In the defining moment of crisis, when panic and passion were already so likely to overcome judgment, it appears that those in charge illegally threw out the rule of law. That they might have panicked and believed the rumors and very worst exaggerations about the citizens of our city is no excuse. The problem with the Law of Mars is that it easily confuses the blood of the guilty with the blood of innocents.

Of the many lessons learned from the chaos and confusion following Katrina, we now know that sometimes the only protection we really have is the rule of law.
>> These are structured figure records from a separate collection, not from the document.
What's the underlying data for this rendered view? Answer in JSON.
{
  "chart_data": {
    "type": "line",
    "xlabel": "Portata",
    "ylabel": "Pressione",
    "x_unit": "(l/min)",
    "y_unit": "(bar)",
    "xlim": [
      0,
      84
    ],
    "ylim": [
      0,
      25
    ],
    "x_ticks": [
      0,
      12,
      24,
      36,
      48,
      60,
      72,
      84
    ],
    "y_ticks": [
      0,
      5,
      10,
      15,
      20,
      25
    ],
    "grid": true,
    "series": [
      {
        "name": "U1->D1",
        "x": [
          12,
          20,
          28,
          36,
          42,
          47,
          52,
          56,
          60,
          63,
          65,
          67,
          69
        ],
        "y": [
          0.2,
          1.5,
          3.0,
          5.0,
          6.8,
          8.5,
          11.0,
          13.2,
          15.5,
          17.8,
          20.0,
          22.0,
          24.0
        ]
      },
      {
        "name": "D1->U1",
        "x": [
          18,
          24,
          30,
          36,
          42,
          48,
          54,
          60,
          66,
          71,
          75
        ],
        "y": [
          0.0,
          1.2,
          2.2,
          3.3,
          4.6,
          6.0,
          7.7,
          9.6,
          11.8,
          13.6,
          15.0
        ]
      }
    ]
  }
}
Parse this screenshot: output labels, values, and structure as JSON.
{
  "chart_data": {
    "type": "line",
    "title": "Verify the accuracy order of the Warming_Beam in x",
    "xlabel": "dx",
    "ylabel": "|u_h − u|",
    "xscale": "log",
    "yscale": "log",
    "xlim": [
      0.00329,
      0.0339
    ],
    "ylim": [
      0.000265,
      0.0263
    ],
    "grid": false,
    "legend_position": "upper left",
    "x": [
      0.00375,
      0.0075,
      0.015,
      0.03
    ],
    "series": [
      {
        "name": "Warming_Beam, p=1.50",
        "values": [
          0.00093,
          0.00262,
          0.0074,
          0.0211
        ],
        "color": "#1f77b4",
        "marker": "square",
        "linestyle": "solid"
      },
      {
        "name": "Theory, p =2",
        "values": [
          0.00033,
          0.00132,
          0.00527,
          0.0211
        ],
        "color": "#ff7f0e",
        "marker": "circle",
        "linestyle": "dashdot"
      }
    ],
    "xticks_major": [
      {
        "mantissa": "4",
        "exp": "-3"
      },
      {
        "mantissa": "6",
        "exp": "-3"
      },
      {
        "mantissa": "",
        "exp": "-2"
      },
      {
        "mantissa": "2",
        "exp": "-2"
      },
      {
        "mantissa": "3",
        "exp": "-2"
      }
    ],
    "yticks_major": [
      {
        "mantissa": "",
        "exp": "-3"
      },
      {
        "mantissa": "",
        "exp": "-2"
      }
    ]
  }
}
We abandon it at our peril.

Billy Sothern is a criminal defense attorney in New Orleans and the author of "Down in New Orleans: Reflections from a Drowned City." His email address is billysothern@gmail.com.

Wednesday, December 30, 2009

Murder City

As of yesterday, the unofficial tally of 2009 murders in New Orleans stood at 171, according to the Times-Picayune. Meanwhile, New York City had 461 murders as of Monday, according to the New York Times.

It bears mentioning that New Orleans is a city of no more than 350,000 people, by even the most wildly optimistic measures, while New York City's population is 8.3 million people. So while New York City's population is almost 24 times as big as New Orleans, its total number of murders is only two and a half times greater.

To put this in per capita terms, New York City has 5.5 murders per 100,000 residents and New Orleans has 48.8 murders per 100,000 residents. So yes, fellow New Orleanians, your chances of being murdered are roughly nine times greater than your friends in the Big Apple.

Having grown up in New York in the bad old days of crime and violence, those days when the streets were so rough that only Rudy Giuliani's campaign of civil liberties violations could make the streets safe for women and children, I think it is significant to point out that, even in those awful times of low rents and vital, diverse culture, New York's per capita murder rate was still only 26 murders per 100,000 residents, based on the high point of 2245 murders in 1990.

I hope that 2010 brings better news on the crime and violence front here in New Orleans but I am not optimistic.